In the end it seems that right now different solutions are suitable for different scenarios:
- fanotify: sounds like the best approach, but we have to wait until its there.
- intofiy if the machine is very rarely restarted, and startup time does not matter. And memory consumption neither
- samba audit vfs: when startup time is relevant, and at the same time it can be ensured that all file access goes through samba only
- python-fuse: When startup time is crucial, and only one user accesses the directories (maybe this can be fixed?)
Update December 6th, 2012
Having spent some more time on this issue, I found the following:
- On Ubuntu 12.04 fanotify works.
- There is at least one python binding that seems to work: https://bitbucket.org/mjs0/pyfanotify
- Looking at forum entry it is confirmed - fanotify does not monitor deletes. I will never know when files are removed from the filesystem, so no way to remove them from e.g. my fulltext search engine. This bug entry seems to confirm this.

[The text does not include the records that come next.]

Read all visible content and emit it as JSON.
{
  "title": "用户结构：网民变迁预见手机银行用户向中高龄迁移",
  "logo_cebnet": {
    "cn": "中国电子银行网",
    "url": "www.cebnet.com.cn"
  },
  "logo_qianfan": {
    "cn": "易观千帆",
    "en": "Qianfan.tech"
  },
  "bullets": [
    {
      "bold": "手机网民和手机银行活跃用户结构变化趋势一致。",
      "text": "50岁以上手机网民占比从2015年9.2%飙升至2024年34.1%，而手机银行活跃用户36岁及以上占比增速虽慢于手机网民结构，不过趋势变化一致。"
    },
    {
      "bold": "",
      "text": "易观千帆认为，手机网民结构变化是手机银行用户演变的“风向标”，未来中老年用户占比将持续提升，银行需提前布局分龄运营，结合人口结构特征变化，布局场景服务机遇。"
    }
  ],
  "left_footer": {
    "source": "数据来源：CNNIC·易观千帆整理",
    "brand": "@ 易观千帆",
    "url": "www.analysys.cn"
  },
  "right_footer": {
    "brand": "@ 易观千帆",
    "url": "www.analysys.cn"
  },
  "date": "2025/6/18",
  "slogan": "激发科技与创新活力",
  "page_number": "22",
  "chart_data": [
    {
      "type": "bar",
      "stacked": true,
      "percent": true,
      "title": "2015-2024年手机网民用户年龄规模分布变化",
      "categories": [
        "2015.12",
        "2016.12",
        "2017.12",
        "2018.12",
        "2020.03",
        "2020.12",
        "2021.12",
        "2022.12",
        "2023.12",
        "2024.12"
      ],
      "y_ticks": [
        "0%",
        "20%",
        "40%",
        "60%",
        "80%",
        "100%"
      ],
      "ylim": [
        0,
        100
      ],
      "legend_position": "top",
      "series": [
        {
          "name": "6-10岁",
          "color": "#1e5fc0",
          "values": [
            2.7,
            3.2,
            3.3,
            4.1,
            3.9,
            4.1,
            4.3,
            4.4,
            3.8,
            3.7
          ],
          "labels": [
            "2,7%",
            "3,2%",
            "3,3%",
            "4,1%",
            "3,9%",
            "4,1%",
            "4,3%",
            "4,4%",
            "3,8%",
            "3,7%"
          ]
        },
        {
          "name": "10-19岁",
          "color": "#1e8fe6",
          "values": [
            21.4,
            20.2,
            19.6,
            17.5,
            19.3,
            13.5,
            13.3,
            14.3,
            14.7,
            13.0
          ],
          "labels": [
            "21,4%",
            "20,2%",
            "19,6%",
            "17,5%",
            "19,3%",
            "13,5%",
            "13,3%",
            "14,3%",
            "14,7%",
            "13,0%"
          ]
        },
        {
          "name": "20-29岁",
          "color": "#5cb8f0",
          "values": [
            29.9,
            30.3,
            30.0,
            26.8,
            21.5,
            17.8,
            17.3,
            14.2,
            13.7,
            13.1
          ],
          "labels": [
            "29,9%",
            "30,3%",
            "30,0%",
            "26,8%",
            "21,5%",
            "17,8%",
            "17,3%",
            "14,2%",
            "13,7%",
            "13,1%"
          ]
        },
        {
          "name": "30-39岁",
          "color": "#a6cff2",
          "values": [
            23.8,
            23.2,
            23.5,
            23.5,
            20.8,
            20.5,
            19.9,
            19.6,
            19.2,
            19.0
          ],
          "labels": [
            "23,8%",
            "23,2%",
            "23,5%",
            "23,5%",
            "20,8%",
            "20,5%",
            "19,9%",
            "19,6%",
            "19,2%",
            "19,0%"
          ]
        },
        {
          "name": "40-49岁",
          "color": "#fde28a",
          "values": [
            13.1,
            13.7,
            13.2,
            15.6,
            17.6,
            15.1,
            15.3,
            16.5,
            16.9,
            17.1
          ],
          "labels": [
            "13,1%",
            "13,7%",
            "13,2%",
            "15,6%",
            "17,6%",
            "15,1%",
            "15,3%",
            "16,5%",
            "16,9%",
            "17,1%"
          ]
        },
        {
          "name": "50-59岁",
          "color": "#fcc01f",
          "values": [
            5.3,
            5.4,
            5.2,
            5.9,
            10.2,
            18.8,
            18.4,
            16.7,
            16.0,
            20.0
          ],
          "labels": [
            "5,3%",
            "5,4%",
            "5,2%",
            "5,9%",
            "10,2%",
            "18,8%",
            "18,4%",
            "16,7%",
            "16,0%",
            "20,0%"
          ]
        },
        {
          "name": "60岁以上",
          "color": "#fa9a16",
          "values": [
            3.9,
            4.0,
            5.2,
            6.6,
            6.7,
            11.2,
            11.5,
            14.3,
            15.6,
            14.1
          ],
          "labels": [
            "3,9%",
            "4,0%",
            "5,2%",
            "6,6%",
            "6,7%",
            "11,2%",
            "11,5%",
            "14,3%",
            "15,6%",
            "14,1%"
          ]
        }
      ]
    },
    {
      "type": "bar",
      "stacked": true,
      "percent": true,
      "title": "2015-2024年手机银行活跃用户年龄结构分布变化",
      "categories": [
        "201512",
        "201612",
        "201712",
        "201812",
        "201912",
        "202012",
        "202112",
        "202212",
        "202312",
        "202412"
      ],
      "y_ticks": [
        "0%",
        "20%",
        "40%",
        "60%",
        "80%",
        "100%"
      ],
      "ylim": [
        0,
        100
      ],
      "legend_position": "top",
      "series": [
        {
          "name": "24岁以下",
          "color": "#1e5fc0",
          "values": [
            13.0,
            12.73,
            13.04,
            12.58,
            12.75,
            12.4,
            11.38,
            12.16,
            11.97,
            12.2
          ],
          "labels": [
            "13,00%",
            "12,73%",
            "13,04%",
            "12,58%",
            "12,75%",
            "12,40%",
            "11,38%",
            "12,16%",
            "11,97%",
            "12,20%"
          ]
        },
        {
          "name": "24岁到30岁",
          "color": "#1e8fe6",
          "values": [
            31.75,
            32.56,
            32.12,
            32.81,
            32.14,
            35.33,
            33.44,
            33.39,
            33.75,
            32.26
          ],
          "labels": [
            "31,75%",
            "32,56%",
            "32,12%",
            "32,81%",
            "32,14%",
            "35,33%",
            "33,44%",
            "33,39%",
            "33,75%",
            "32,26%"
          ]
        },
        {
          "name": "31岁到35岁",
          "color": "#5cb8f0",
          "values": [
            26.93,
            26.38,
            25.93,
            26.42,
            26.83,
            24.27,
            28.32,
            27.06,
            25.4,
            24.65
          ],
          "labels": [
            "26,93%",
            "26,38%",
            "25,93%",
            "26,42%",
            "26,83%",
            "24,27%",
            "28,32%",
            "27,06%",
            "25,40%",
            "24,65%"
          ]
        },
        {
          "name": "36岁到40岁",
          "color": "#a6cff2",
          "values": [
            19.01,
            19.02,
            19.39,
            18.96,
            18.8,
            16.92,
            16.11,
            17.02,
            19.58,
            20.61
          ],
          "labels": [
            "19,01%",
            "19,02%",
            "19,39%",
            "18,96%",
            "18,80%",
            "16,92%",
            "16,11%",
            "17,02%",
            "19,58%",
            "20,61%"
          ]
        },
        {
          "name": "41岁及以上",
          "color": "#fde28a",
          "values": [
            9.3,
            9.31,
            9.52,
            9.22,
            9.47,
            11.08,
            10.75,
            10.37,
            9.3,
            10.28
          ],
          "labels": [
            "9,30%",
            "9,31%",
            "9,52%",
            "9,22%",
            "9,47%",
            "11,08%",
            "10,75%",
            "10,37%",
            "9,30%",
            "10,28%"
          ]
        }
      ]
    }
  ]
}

- Which would lead back to inotify, which still takes a long time to setup for recursive directory setup
- Or back to use fuse to write a virtual filesystem (layer), which would notify me of all changes. A nice python binding is fusepy. This works, but is somewhat slow (at least in python)

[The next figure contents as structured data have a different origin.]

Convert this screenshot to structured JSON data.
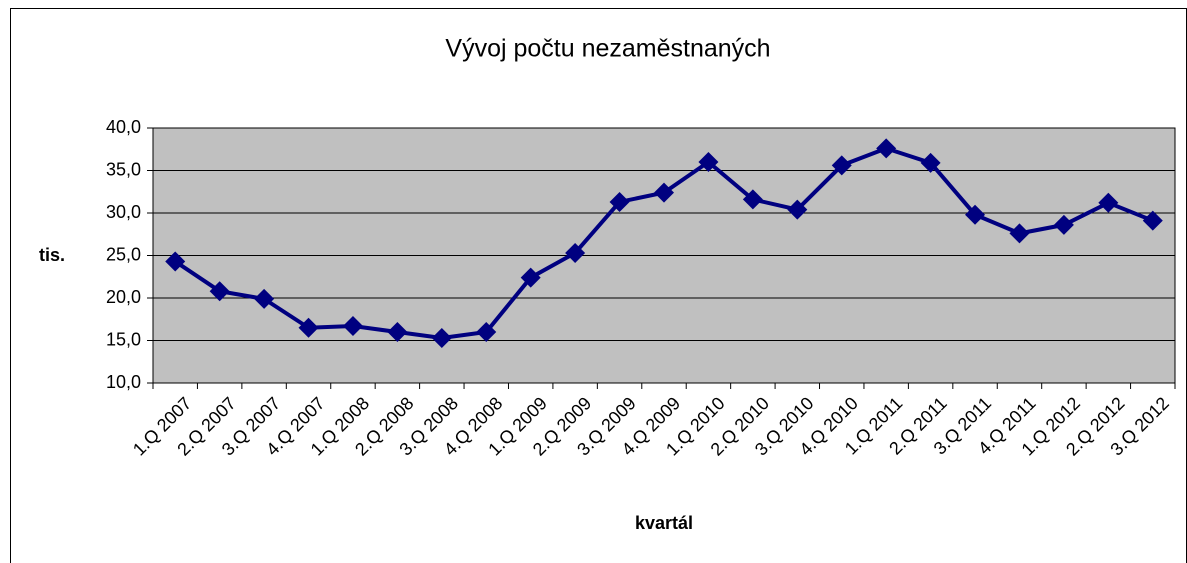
{
  "chart_data": {
    "type": "line",
    "title": "Vývoj počtu nezaměstnaných",
    "x_label": "kvartál",
    "y_label": "tis.",
    "categories": [
      "1.Q 2007",
      "2.Q 2007",
      "3.Q 2007",
      "4.Q 2007",
      "1.Q 2008",
      "2.Q 2008",
      "3.Q 2008",
      "4.Q 2008",
      "1.Q 2009",
      "2.Q 2009",
      "3.Q 2009",
      "4.Q 2009",
      "1.Q 2010",
      "2.Q 2010",
      "3.Q 2010",
      "4.Q 2010",
      "1.Q 2011",
      "2.Q 2011",
      "3.Q 2011",
      "4.Q 2011",
      "1.Q 2012",
      "2.Q 2012",
      "3.Q 2012"
    ],
    "series": [
      {
        "color": "#000080",
        "values": [
          24.3,
          20.8,
          19.9,
          16.5,
          16.7,
          16.0,
          15.3,
          16.0,
          22.4,
          25.3,
          31.3,
          32.4,
          36.0,
          31.6,
          30.4,
          35.6,
          37.6,
          35.9,
          29.8,
          27.6,
          28.6,
          31.2,
          29.1
        ]
      }
    ],
    "ylim": [
      10,
      40
    ],
    "yticks": [
      {
        "value": 10,
        "label": "10,0"
      },
      {
        "value": 15,
        "label": "15,0"
      },
      {
        "value": 20,
        "label": "20,0"
      },
      {
        "value": 25,
        "label": "25,0"
      },
      {
        "value": 30,
        "label": "30,0"
      },
      {
        "value": 35,
        "label": "35,0"
      },
      {
        "value": 40,
        "label": "40,0"
      }
    ],
    "grid": true,
    "plot_background": "#c0c0c0"
  }
}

So, the choice is either long setup time but no big perfomance impact by using inotify, or very short setup time, but a performance hit. Great.
Research
inotify
This seems to be the standard in modern kernels. One needs to add watches for all files, and then gets notified. Problems seem to be the number of watches - its at least one watch per directory. If the system restarts, the watches need to be set again, and a stat is done on each of the dirs. Takes a rather long time.
dnotify
The antecessor of inotify. Seemed to have the issue of blocking filesystems.
fam
http://oss.sgi.com/projects/fam/
http://oss.sgi.com/projects/fam/news.html
File alteration monitor - doesn't seem to be in use any more
Fanotify
http://lwn.net/Articles/339253/
"fanotify, built on top of fsnotify, is supposed to replace intofiy which replaced dnotify".
"fanotify has two basic 'modes' directed and global. fanotify directed works much like inotify in that userspace marks inodes it is interested in and gets events from those inodes. fanotify global instead indicates that it wants everything on the system and then individually marks inodes that it doesn't care about."

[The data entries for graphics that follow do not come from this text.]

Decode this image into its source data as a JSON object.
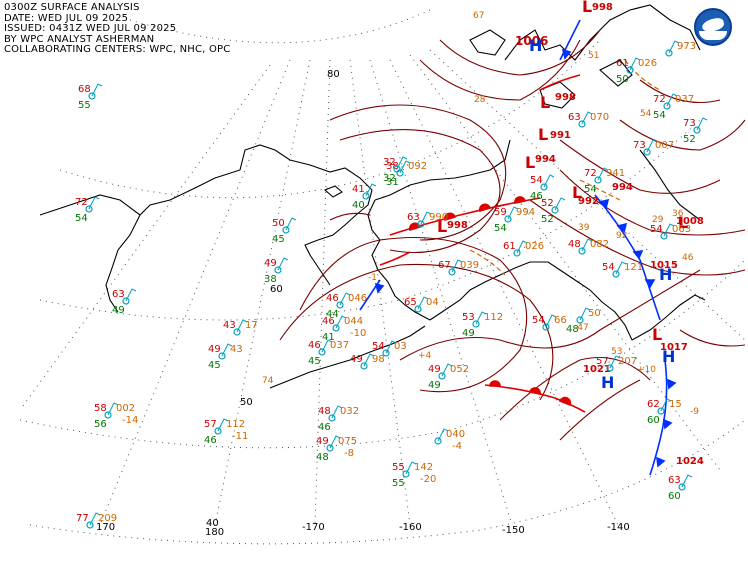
{
  "header": {
    "line1": "0300Z SURFACE ANALYSIS",
    "line2": "DATE: WED JUL 09 2025",
    "line3": "ISSUED: 0431Z WED JUL 09 2025",
    "line4": "BY WPC ANALYST ASHERMAN",
    "line5": "COLLABORATING CENTERS: WPC, NHC, OPC"
  },
  "logo": {
    "icon": "noaa-logo-icon"
  },
  "colors": {
    "isobar": "#7a0000",
    "coast": "#000000",
    "grid": "#555555",
    "warm_front": "#e00000",
    "cold_front": "#0030ff",
    "low": "#cc0000",
    "high": "#0033cc",
    "temperature": "#cc0000",
    "dewpoint": "#007700",
    "pressure": "#cc6600",
    "station": "#00a0c0",
    "trough": "#cc6600"
  },
  "grid_labels": {
    "lon": [
      "170",
      "180",
      "-170",
      "-160",
      "-150",
      "-140"
    ],
    "lat": [
      "80",
      "60",
      "50",
      "40"
    ]
  },
  "pressure_centers": [
    {
      "type": "L",
      "value": "1006"
    },
    {
      "type": "L",
      "value": "998"
    },
    {
      "type": "L",
      "value": "998"
    },
    {
      "type": "L",
      "value": "991"
    },
    {
      "type": "L",
      "value": "994"
    },
    {
      "type": "L",
      "value": "992"
    },
    {
      "type": "L",
      "value": "994"
    },
    {
      "type": "L",
      "value": "998"
    },
    {
      "type": "L",
      "value": "1008"
    },
    {
      "type": "L",
      "value": "1015"
    },
    {
      "type": "L",
      "value": "1017"
    },
    {
      "type": "H",
      "value": "1021"
    },
    {
      "type": "H",
      "value": "1024"
    }
  ],
  "stations": [
    {
      "t": "68",
      "d": "55"
    },
    {
      "t": "72",
      "d": "54"
    },
    {
      "t": "63",
      "d": "49"
    },
    {
      "t": "43",
      "d": "",
      "p": "17"
    },
    {
      "t": "49",
      "d": "45",
      "p": "43"
    },
    {
      "t": "58",
      "d": "56",
      "p": "002",
      "tend": "-14"
    },
    {
      "t": "57",
      "d": "46",
      "p": "112",
      "tend": "-11"
    },
    {
      "t": "77",
      "d": "",
      "p": "209"
    },
    {
      "t": "50",
      "d": "45"
    },
    {
      "t": "49",
      "d": "38"
    },
    {
      "t": "46",
      "d": "44",
      "p": "046"
    },
    {
      "t": "46",
      "d": "41",
      "p": "044",
      "tend": "-10"
    },
    {
      "t": "46",
      "d": "45",
      "p": "037"
    },
    {
      "t": "49",
      "d": "",
      "p": "98"
    },
    {
      "t": "54",
      "d": "",
      "p": "03"
    },
    {
      "t": "48",
      "d": "46",
      "p": "032"
    },
    {
      "t": "49",
      "d": "48",
      "p": "075",
      "tend": "-8"
    },
    {
      "t": "",
      "d": "",
      "p": "040",
      "tend": "-4"
    },
    {
      "t": "55",
      "d": "55",
      "p": "142",
      "tend": "-20"
    },
    {
      "t": "49",
      "d": "49",
      "p": "052"
    },
    {
      "t": "53",
      "d": "49",
      "p": "112"
    },
    {
      "t": "65",
      "d": "",
      "p": "04"
    },
    {
      "t": "67",
      "d": "",
      "p": "039"
    },
    {
      "t": "54",
      "d": "",
      "p": "66"
    },
    {
      "t": "",
      "d": "48",
      "p": "50"
    },
    {
      "t": "61",
      "d": "",
      "p": "026"
    },
    {
      "t": "59",
      "d": "54",
      "p": "994"
    },
    {
      "t": "63",
      "d": "",
      "p": "990"
    },
    {
      "t": "38",
      "d": "31",
      "p": "092"
    },
    {
      "t": "32",
      "d": "32"
    },
    {
      "t": "41",
      "d": "40"
    },
    {
      "t": "57",
      "d": "",
      "p": "207"
    },
    {
      "t": "62",
      "d": "60",
      "p": "15"
    },
    {
      "t": "63",
      "d": "60"
    },
    {
      "t": "54",
      "d": "",
      "p": "121"
    },
    {
      "t": "72",
      "d": "54",
      "p": "941"
    },
    {
      "t": "52",
      "d": "52"
    },
    {
      "t": "63",
      "d": "",
      "p": "070"
    },
    {
      "t": "61",
      "d": "50",
      "p": "026"
    },
    {
      "t": "72",
      "d": "54",
      "p": "037"
    },
    {
      "t": "73",
      "d": "",
      "p": "007"
    },
    {
      "t": "73",
      "d": "52"
    },
    {
      "t": "54",
      "d": "46"
    },
    {
      "t": "54",
      "d": "",
      "p": "063"
    },
    {
      "t": "48",
      "d": "",
      "p": "082"
    },
    {
      "t": "",
      "d": "",
      "p": "973"
    }
  ],
  "extra_labels": [
    "-9",
    "+10",
    "-47",
    "+4",
    "-1",
    "74",
    "54",
    "51",
    "28",
    "67",
    "39",
    "53",
    "36",
    "29",
    "92",
    "46"
  ]
}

This is very much exactly what I would want to use, only its not there yet.
tripwire
Used for security audits to see if files have changed. This is more part of intrusion detection than a file system change monitor. Needs to be run regulary to scan the filesystem.
samba vfs audit
http://www.samba.org/samba/docs/man/Samba-HOWTO-Collection/VFS.html#id2650781
A module for the samba server. Can be configured (it seems) to monitor use and change of files. Requires access to files through samba, of course.
Systemtap
http://sourceware.org/systemtap/
Could be a nice approach, but I haven't managed to write a script that handles the case where files are changed without full path, e.g. 'touch foobar' instead of '/home/joerg/tmp/foobar'. So far I only got notified of a 'foobar' being accessed, but which one?
Python-fuse
https://sourceforge.net/apps/mediawiki/fuse/index.php?title=Main_Page
The idea is to put a small layer on top of the real filesystem. Something along the line of: http://esteve.tizos.net/archives/searchable-filesystem-with-fuse-python/. I modified his script a bit, so that it does not do any indexing, but logs to a file: my proof of concept
llfuse (python)
(update April 8th, 2011)
http://code.google.com/p/python-llfuse/
This seems to be a better fuse binding which actually supports proper release calls. Which means we could act upon having written the file.
There is a ubuntu .deb at:
http://ppa.launchpad.net/nikratio/s3ql/ubuntu/pool/main/p/python-llfuse/
Research links
- http://www.little-idiot.de/linuxsolutionguide/notify.htm
- An older german page, points to changedfiles
- http://www.bangstate.com/changedfiles/
- Exactly what I would need, but needs a 2.4 kernel
- http://www.linux.com/archive/feature/150200
- http://projects.l3ib.org/trac/fsniper
- Fsniper allows watching directories / files
- http://www.pubbs.net/kernel/200905/109416/
- Links to fsnotify/fanotify. From what I see that would be exactly whats needed, but it does not seem to be there (yet).
- http://esteve.tizos.net/archives/searchable-filesystem-with-fuse-python/
- python-fuse driven filesystem with hook to indexing. Maybe a good starting point?